Over the past decade, as states from Alaska to Georgia and numerous countries around the globe have one-upped each other with incentive packages, tax credits have become a key component in the budget of virtually every film and TV project.
This has made Joseph D. Chianese, executive VP of financial solutions at Entertainment Partners, one popular guy in Hollywood, where he’s earned a position on the speed-dial of many industry execs.
“Joe is my first call whenever I begin to budget a project,” says Amy Herman, independent producer and unit production manager (“Argo”). “Joe has a worldwide knowledge of the constantly changing film incentive programs as well as an overall understanding of what a producer is looking for when deciding to choose a location to shoot a movie besides the rebate.”
Chianese joined EP in 2006 from Sony Pictures, where he was senior director of tax. Today, he heads a department of 15 people, with satellite offices in New York, Louisiana, Georgia, Florida, New Mexico, and North Carolina. They consult with producers, fielding anywhere from 5,000 to 6,000 calls a year — as well as from jurisdictions looking to implement or fine-tune an incentive.

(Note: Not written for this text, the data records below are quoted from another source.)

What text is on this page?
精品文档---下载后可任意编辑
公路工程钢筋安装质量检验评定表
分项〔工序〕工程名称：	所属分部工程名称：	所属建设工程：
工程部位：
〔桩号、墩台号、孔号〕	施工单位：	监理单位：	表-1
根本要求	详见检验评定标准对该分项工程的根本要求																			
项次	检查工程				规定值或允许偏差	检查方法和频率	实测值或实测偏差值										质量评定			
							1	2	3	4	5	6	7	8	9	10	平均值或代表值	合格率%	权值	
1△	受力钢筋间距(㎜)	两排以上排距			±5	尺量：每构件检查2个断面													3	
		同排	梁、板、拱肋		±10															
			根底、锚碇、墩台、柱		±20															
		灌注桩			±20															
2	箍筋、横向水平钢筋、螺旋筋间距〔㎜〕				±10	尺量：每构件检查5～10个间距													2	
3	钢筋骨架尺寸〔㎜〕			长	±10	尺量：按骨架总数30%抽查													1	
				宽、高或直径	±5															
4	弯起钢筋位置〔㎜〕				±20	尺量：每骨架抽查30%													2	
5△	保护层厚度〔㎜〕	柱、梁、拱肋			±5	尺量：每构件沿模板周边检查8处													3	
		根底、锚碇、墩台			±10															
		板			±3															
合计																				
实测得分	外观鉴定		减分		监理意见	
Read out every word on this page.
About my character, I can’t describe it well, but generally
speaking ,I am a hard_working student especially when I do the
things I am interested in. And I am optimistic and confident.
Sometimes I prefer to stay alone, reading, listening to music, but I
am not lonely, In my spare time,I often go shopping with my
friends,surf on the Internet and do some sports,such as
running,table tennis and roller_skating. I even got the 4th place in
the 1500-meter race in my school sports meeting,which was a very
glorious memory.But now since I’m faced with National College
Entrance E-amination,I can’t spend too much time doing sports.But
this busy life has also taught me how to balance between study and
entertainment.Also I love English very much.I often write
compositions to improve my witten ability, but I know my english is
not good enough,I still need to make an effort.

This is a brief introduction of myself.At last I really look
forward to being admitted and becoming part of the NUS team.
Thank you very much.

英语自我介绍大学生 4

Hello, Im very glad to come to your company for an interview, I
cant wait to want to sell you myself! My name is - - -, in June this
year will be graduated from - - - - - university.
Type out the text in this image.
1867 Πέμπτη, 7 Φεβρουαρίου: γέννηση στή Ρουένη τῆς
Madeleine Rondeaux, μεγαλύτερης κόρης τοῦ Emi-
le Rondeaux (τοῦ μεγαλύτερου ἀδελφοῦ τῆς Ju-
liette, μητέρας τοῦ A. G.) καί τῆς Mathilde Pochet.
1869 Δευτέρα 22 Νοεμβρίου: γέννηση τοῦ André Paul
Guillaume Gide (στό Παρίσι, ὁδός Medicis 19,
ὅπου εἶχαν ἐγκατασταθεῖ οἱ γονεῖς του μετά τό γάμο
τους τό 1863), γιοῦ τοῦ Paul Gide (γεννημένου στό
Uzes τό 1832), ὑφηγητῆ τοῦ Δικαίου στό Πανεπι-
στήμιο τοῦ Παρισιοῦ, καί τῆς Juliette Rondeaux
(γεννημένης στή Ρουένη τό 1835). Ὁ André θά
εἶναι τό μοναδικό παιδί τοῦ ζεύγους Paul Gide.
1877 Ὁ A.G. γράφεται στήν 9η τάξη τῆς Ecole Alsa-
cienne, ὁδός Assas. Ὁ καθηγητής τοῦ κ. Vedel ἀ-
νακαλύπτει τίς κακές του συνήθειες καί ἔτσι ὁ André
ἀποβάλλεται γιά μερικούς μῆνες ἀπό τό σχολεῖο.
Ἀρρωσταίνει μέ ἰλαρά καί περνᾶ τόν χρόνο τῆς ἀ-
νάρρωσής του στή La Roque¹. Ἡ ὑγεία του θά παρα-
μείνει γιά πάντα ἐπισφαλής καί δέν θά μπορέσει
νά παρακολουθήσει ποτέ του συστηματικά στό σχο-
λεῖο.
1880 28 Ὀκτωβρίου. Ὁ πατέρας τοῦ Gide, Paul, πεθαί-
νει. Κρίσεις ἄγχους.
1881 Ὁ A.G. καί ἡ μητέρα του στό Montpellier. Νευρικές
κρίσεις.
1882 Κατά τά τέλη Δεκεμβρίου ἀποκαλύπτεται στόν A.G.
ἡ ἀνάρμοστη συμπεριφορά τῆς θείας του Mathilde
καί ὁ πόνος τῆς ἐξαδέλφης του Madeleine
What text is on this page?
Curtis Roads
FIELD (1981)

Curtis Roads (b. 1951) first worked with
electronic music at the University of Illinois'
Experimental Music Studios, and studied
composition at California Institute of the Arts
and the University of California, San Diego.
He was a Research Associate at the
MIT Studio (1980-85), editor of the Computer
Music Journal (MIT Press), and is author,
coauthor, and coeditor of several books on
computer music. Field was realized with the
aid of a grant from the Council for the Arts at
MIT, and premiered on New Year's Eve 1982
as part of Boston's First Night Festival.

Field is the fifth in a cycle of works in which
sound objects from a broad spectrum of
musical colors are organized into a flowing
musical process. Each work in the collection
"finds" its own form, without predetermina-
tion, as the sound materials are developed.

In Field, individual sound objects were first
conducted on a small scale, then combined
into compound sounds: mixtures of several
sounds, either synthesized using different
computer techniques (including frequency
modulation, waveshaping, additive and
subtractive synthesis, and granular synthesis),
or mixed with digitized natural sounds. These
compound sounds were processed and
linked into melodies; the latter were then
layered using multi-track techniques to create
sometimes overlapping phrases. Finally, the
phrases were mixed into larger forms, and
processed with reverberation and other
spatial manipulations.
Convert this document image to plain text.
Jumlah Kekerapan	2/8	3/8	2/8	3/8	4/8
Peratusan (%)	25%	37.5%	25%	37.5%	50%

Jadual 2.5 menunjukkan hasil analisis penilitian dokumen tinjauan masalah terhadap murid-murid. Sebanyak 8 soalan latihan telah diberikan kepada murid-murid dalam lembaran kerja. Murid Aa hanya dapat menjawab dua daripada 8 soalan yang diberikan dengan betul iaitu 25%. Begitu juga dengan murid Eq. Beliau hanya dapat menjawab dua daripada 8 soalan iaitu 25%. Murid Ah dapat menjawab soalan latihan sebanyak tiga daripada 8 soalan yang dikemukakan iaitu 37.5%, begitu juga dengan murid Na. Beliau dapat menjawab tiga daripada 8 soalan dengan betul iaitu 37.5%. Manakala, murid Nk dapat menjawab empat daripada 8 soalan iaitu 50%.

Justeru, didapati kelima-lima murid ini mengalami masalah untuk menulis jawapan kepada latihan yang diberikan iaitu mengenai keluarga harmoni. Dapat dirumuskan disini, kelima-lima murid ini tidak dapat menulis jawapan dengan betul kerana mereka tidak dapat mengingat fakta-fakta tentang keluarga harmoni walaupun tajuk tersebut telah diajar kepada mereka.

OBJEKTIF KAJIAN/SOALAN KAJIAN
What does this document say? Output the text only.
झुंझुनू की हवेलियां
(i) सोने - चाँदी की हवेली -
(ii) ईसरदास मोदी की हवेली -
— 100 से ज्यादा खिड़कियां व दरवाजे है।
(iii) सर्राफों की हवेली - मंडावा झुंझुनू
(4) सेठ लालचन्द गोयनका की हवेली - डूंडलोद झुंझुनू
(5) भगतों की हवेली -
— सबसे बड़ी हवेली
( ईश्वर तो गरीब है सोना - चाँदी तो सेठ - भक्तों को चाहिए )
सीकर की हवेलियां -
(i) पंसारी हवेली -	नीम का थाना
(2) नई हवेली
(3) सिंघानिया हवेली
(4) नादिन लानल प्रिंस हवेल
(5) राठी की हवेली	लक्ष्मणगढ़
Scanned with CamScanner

EP’s incentive consulting services evolved out of its core payroll services business, which, like tax credits, requires a thorough understanding of numerous local and federal laws and regulations.
In recent years, EP has added other incentive-related services, including tax credit placement and production financing, issuing loans as high as $10 million, using credits as collateral, both in the U.S. and abroad.
For Chianese and his team, each day seems to bring a new law to learn and or another territory to explore.
“There are lot of new incentives being offered in places you might not realize, like Georgia, the country, and Macedonia,” says Chianese. “So we’re always looking to see what our clients need and where they’re going.”